Kurven können was. Manchmal ernten sie anerkennende Pfiffe oder gemurmelte Lobpreisungen ihrer Betrachter. Kurvenreiche Strecken in landschaftlich schönen Gegenden (kurz vor Kapstadt von der Gardenroute kommend oder zwischen Bosa und Alghero auf Sardinien zum Beispiel) lassen Cabriofahrerherzen höher schlagen und motorisierte Bikerboys sehnsüchtig Urlaubskalender konsultieren. Manchmal entstehen aus dem Nichts mittels PushUp Kurven – manchmal fiebert man in Kurven. Das Leben ist eben ein ständiges Auf und Ab.

In der Mathematik ist eine Kurve (von lat. curvus „gebogen, gekrümmt“) ein eindimensionales Objekt. Sagt Wikipedia und führt weiter aus: Eindimensional bedeutet dabei informell, dass man sich auf der Kurve nur in einer Richtung (bzw. der Gegenrichtung) bewegen kann. Ob die Kurve in der zweidimensionalen Ebene liegt („ebene Kurve“) oder in einem höherdimensionalen Raum (siehe Raumkurve), ist in diesem begrifflichen Zusammenhang unerheblich.

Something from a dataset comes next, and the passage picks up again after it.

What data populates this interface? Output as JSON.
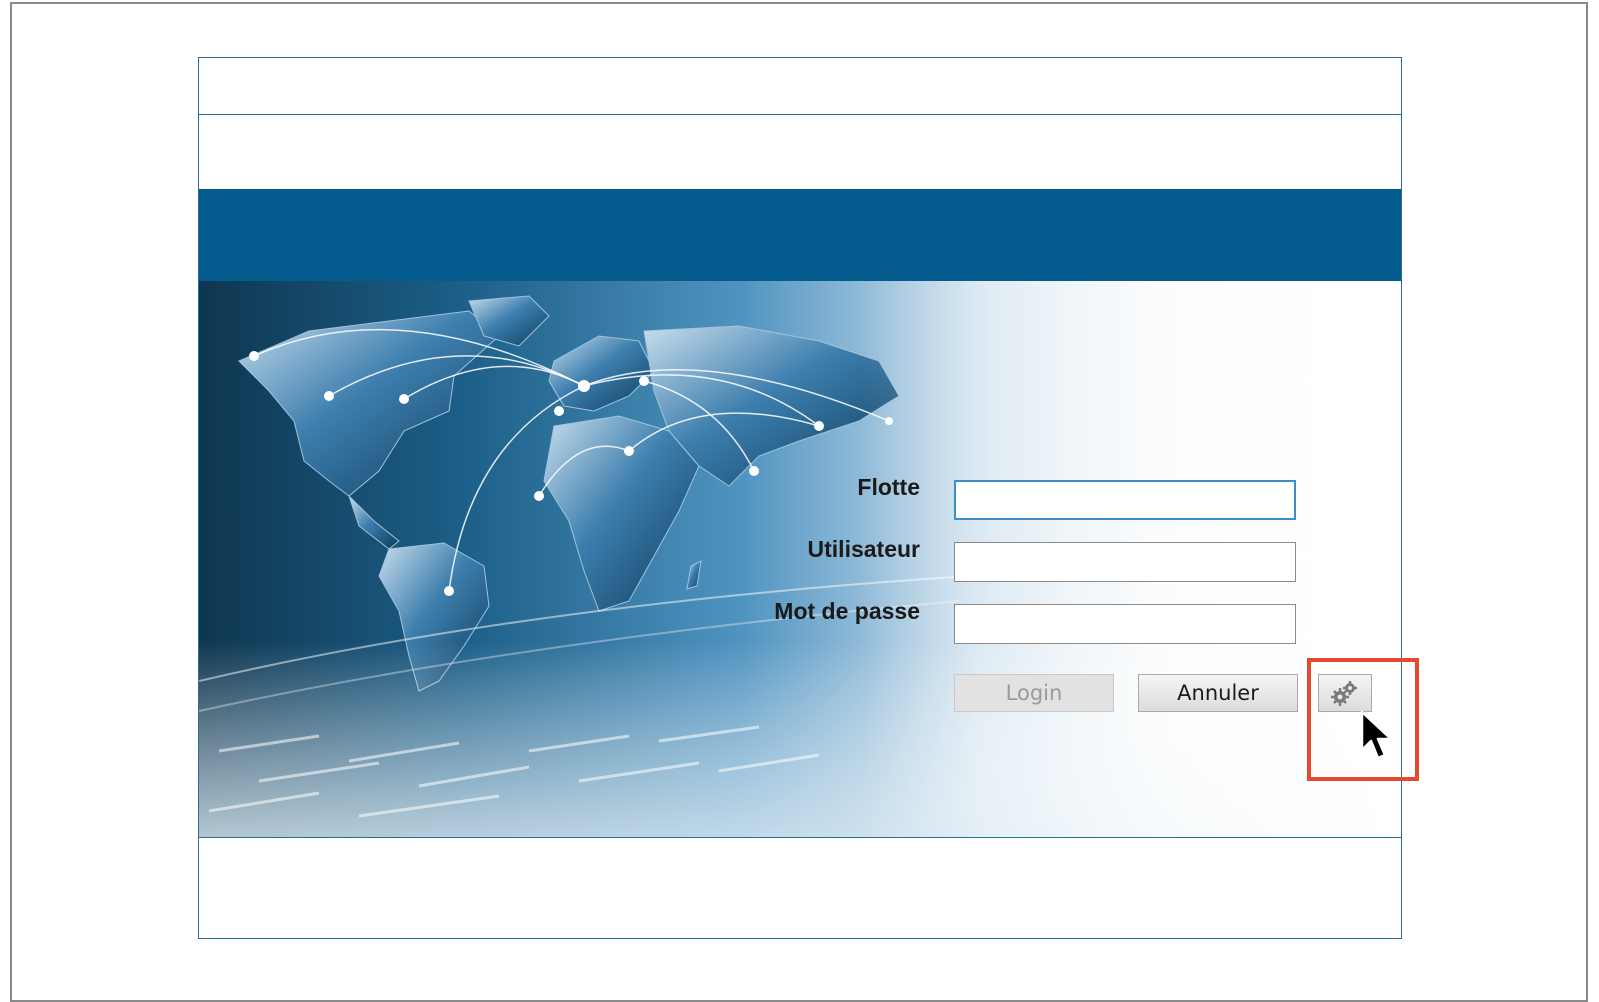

Je nach Teilgebiet der Mathematik gibt es unterschiedliche Präzisierungen dieser Beschreibung.

Da ich jedoch keine Mathematikerin bin, sondern in erster Linie Liebhaberin schöner Dinge, die mit Hirn entstanden sind- wende ich mich in einer großräumigen Kurve vom Zahlensalat ab. Ich mag Kurven. Die lockern eckige Sachen auf, wobei immer nur rund ist auf Dauer auch langweilig – ausgewogen wäre perfekt.

Als Kind fand ich Schaukelstühle super – Kurvenfüsse hat nicht jeder Sessel. Die gebogenen Kufen machen, dass man – je nach Temperament ziemlich ins Schaukeln kommt. Bisweilen wurde mir schlecht, weil ich es übertrieben hatte. Schaukelstühle sind die Drehstühle für daheim- im Bürodrehstuhl kann man nebenbei leichte Bewegungen um die eigene Achse vollführen bei gleichzeitigem Absenken der Lehne nach hinten - eine meiner Lieblingsbewegungen in Schreibpausen. Im  Schaukelstuhl dagegen bewegt man sich sanft vor und zurück – je nach Kurvenkrümmung und Kufenlänge sind das bisweilen ausdauernde Schaukeleien.

All diese Bewegungen lenken ab vom schnell vorwärts und zackzack – auch der Erwachsene will eine Art Schaukelpferd haben – das einem vorgaukelt, durch den wilden Westen zu jagen, während man in Schruns Tschagguns auf der Auslegware vor sich hin wippt. Schaukeln dient der Entspannung, Kinder wiegt man gern in den Schlaf – man wird müde durch das monotone Auf und Ab.... Wahrscheinlich schaltet das Hirn ab, bevor es ständig registriert, ob es nun in die eine oder die anderer Richtung geht.

Wo sitzt also der passionierte Schaukelfreak heute? Möglicherweise in einem Erbstück aus gebogenem Buchenholz von Thonet. Oder aber in einem modernen Wippmöbel. Vitra hat den Plastik Chair mit Kufen ausgestattet, Le Corbusier, Pierre Jeanneret und Charlotte Perriand haben 1928 ihre LC4 kreiert, die irgendwie auch an ein Schaukelmöbel erinnert. Heute nennt man den Schaukelstuhl kosmopolitisch rocking chair und es gibt ihn in Holz, Kunststoff und Beton – für innen und aussen zum Alleinschaukeln oder für zwei. Wir sehnen uns also nach diesem sanften Auf und Ab, wenn die Nachfrage steigt, werden neue Modelle auf den Markt geworfen. Man kann im Schaukelstuhl im Prinzip nichts tun ausser in die Luft schauen; lesen ist eher was für starke Nerven und trinken nur wirklich geübten Akrobaten möglich.

Deshalb – wer gerade zu Wutausbrüchen, Überarbeitung oder Urlaubsreife neigt – setze sich bitte flugs in einen Schaukelstuhl, schwinge ein wenig schweigend vor sich hin- keine Sorge, es dauert nicht lange...UND ALLES WIRD GUTh!